Fedotov, who is Russian and is in a position to alleviate the tremendous suffering of heroin users in Russia won’t even stand up for the human rights of his own people who are dying needlessly by the thousands.
So it should come as no surprise that the crisis of methadone users in the Crimea isn’t on the top of Fedotov or Yans’s agenda. The Crimean peninsula, previously an autonomous region of the Ukraine has been annexed by the Russian Federation. Viktor Ivanov immediately stated that one of his first priorities was to close all opiate substitution therapy programs. Once again, the UNODC is doing nothing to oppose Ivanov.
The global institutions of drug prohibition will not transform themselves. Change never comes from within entrenched bureaucracies, there’s too much lose.
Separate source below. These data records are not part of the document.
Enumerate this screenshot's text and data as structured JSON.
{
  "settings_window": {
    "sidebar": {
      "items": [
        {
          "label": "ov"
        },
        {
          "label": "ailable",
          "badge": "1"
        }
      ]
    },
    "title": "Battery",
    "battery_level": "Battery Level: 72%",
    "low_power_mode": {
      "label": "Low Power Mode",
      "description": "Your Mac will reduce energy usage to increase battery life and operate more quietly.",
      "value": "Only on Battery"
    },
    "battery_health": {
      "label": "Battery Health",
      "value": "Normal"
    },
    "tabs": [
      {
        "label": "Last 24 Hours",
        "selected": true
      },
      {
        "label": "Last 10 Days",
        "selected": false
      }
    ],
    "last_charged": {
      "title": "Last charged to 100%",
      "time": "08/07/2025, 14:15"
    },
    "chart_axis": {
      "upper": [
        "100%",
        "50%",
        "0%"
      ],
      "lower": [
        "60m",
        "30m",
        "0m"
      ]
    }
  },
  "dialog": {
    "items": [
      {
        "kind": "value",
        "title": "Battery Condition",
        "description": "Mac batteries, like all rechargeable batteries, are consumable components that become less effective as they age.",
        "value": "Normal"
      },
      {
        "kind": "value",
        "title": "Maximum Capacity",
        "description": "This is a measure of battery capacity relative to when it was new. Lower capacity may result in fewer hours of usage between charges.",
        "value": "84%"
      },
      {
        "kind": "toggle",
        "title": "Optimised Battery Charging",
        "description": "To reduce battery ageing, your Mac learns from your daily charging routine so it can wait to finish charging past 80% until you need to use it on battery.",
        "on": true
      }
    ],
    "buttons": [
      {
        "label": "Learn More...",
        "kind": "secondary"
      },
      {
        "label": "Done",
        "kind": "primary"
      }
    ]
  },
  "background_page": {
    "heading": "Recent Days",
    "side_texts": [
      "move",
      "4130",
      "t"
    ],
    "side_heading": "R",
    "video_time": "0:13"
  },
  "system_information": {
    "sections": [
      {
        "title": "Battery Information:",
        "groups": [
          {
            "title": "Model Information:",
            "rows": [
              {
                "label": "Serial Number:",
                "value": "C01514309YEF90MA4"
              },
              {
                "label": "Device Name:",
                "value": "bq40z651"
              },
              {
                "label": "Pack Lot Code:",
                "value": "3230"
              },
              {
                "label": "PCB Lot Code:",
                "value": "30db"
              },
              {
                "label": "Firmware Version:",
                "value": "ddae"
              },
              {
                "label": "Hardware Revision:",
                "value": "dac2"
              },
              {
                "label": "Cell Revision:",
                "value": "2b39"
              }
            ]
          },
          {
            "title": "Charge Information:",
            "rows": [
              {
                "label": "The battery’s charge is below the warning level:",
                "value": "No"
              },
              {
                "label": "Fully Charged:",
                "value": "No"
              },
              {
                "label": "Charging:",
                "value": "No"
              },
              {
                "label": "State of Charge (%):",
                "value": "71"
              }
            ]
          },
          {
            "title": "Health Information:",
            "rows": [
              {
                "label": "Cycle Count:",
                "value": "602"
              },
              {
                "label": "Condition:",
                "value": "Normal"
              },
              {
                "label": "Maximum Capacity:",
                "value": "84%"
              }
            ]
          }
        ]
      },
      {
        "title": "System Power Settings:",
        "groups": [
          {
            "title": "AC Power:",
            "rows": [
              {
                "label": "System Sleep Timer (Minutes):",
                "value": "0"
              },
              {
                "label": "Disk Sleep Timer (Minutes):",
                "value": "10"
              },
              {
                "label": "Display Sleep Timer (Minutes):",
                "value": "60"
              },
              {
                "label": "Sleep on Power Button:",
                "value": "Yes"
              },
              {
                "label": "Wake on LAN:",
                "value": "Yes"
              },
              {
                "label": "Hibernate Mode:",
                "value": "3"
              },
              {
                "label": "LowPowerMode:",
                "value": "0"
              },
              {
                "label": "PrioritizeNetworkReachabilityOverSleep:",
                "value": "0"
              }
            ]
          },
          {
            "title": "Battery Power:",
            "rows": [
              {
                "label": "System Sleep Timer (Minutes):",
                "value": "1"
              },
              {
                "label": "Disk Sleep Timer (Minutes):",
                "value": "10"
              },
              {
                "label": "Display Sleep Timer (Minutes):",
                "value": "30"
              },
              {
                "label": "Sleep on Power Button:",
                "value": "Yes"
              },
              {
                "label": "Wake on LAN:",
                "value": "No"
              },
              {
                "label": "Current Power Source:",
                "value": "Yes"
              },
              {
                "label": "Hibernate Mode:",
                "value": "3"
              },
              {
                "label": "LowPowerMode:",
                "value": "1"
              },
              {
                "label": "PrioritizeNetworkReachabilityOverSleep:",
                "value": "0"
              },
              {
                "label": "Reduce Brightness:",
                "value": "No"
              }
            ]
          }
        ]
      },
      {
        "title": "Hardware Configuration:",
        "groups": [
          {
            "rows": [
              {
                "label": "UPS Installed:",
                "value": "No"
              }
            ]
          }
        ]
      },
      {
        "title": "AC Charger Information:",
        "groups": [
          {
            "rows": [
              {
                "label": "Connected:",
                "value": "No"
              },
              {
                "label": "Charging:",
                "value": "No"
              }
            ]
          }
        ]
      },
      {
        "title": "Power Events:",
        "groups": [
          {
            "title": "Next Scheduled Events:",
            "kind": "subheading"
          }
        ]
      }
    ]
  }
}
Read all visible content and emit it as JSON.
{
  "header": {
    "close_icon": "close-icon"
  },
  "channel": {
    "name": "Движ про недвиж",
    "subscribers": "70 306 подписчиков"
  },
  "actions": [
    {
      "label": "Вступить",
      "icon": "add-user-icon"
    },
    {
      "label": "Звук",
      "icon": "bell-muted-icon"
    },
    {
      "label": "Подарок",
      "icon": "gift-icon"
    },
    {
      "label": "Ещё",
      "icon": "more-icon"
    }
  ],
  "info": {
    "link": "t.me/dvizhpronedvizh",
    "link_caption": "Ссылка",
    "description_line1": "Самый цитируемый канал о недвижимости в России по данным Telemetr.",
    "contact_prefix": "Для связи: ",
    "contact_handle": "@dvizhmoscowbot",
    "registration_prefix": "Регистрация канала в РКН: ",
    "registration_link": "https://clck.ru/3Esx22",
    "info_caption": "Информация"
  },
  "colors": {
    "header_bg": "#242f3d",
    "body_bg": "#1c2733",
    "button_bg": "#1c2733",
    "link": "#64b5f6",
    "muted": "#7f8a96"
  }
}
The career bureaucrats who staff the UNODC and the INCB are a gang of dangerous fossils who believe blindly and fervently that the Single Convention on Narcotic Drugs of 1961 is working just fine despite mountains of scientific evidence and piles of dead bodies that prove otherwise.
At the United Nations General Assembly Special Session (UNGASS) in 2016, those of us who are committed to ending the War on Drugs must unequivocally say to Fedotov and Yans, “You better fucking pay attention. We’re about to get you.” And when we get them, we should put them on trial for crimes against humanity.